The snow came down, driving along the valleys and whitening all the hills; the cold grew more intense, and the desire for English beefsteaks became an obsession: one talked of little else—or of Christmas. Food was becoming scarce. The tinned mackerel was diminishing; some days we had no bread. We walked once as far as Fabiano’s wireless. The men were living in a shed made of wattle, and the Borra whistled through the cracks. There was a stove round which we sat while the men gave us tea; but the warmth it induced in one’s face only intensified the feeling of cold on the back. Outside in the snow was a long-distance telescope, and peering through one could see the conning tower of the Austrian submarine, a faint hump on the sea by the southernmost point. As we returned to the cold hotel we passed the Montenegrin batteries: cannon too small to be of any use and the gunners of which were all so ill that they could not handle them.
Two Frenchmen had been in San Giovanni for ten days, and their anxiety to go was up to fever point. They took it in turns to stand “pour observer,” wrapped up to their noses, in a doorway, watching the Benedetto in case she should give them the slip. We called them Tweedledum and Tweedledee.
One night somebody rushed up to their room. Booted, they jumped out of bed, and ran about overhead. We thirteen scrambled up and intercepted them between the stairs and the door. “Pour observer, steam-funnel,” they shouted, and disappeared into the night, followed by their valet with two hold-alls. They soon came back, very cold, and announced that steam had been seen issuing from the Benedetto’s funnel.

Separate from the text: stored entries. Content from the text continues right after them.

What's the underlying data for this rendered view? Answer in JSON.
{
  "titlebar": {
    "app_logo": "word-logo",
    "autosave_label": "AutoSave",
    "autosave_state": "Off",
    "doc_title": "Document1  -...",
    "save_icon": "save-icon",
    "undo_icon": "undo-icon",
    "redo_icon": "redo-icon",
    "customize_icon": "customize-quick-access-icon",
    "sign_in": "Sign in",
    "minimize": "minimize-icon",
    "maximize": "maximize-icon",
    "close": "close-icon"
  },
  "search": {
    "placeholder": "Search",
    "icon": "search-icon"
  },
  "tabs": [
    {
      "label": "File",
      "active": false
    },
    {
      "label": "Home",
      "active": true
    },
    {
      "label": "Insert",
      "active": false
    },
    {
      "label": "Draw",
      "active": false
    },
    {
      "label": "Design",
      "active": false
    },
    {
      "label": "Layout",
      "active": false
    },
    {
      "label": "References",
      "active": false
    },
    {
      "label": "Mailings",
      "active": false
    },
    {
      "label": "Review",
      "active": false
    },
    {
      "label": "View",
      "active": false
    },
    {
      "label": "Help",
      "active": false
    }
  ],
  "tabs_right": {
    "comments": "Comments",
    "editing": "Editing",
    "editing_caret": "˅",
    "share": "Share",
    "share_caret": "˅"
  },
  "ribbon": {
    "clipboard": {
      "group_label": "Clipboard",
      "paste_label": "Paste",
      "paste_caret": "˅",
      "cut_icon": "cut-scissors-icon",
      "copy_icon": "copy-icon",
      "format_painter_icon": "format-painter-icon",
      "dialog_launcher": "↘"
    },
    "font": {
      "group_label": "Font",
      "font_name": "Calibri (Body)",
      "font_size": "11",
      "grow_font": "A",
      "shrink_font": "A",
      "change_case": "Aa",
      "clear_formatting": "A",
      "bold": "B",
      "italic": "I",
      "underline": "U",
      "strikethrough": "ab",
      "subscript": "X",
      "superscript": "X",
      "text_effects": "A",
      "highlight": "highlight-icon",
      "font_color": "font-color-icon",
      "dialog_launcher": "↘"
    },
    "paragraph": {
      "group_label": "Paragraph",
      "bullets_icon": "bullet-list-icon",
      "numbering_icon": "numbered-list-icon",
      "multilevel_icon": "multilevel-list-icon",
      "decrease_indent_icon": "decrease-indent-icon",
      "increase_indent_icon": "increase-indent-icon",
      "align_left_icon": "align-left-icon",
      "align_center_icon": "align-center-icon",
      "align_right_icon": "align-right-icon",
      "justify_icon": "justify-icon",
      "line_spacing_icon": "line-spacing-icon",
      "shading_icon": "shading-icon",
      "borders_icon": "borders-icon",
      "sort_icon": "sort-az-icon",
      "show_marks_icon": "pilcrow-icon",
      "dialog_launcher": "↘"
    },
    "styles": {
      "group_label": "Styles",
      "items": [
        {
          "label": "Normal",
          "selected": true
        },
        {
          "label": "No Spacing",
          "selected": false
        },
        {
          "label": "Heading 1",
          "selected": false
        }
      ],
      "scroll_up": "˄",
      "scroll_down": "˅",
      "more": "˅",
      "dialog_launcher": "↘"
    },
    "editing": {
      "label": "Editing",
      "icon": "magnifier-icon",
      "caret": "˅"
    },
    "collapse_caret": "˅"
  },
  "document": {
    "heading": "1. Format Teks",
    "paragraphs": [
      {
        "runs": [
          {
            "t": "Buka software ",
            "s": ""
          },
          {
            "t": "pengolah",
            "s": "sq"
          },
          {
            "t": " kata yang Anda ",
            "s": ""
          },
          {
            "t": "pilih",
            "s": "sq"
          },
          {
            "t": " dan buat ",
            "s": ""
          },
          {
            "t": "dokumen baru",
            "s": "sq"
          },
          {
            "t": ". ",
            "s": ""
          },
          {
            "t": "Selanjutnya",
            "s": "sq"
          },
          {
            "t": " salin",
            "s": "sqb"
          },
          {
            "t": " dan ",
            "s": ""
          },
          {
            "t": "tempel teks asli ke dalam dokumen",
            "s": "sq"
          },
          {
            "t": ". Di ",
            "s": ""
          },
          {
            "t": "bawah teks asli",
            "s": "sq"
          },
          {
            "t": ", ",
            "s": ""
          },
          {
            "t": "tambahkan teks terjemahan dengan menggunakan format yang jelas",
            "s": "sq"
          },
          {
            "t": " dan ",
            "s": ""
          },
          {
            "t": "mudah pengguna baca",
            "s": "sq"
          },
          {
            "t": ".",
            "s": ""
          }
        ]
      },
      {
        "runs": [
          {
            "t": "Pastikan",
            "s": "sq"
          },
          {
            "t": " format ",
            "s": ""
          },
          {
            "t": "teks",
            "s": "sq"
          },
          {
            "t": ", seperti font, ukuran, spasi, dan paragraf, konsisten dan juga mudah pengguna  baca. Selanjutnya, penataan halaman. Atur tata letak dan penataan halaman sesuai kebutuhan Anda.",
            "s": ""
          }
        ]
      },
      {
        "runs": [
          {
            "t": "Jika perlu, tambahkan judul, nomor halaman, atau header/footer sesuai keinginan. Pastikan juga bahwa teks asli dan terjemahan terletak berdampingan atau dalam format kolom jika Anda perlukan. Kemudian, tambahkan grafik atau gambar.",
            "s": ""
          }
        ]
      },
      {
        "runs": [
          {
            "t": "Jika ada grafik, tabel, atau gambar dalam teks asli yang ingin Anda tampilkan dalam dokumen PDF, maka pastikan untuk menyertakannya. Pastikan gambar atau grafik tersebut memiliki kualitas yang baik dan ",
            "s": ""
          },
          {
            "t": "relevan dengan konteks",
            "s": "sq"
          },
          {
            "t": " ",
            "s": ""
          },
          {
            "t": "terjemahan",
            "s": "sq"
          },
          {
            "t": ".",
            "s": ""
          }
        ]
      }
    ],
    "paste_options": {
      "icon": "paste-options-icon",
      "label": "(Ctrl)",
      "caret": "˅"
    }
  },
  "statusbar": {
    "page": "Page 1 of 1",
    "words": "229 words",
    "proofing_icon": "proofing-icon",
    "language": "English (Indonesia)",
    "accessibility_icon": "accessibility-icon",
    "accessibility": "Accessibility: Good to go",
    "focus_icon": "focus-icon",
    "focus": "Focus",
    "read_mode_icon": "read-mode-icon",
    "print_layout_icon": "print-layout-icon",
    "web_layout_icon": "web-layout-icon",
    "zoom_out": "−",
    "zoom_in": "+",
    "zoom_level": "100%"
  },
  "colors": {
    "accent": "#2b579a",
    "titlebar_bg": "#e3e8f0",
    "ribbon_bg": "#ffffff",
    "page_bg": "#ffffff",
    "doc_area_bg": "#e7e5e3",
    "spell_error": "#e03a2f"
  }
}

They had rushed to it in an open boat, and had learnt that the Benedetto was ordered to be in readiness. She fumed quietly for three days, and then was commandeered by the Serbian Government.
One day we saw a French aeroplane, an old friend of ours. Immediately every one working in the port tore up hill, men jumped off the big boats into little ones and rowed like a cinematograph turned double speed.
The commandant roared reassuringly from his attic window, and an officer tried to beat the men back. Seeing us convulsed with laughter, they turned sheepishly; but the little boats wagged on, people jumping into the water as they neared shore.
“Come and sit round my fire,” said the commandant. So we again imbibed coffee and discussed courage. It was explained to us that none of the men in the boats were Montenegrins, and we politely agreed.
Hearing that a Red Cross party was in the village people came and asked for medical aid. We explained that we had no doctors, but they begged us to come and see the invalids.
Doctors and chemists were unobtainable, and soldiers were dying every day.
We had no hesitation in tackling the Montenegrin soldiers, for at least we could do no harm, considering that our whole pharmacopoeia was a little boracic, some bismuth capsules, Epsom salts, quinine, iodine, and one of the party owned a bottle of some patent unknown stuff, against fever and many other ailments.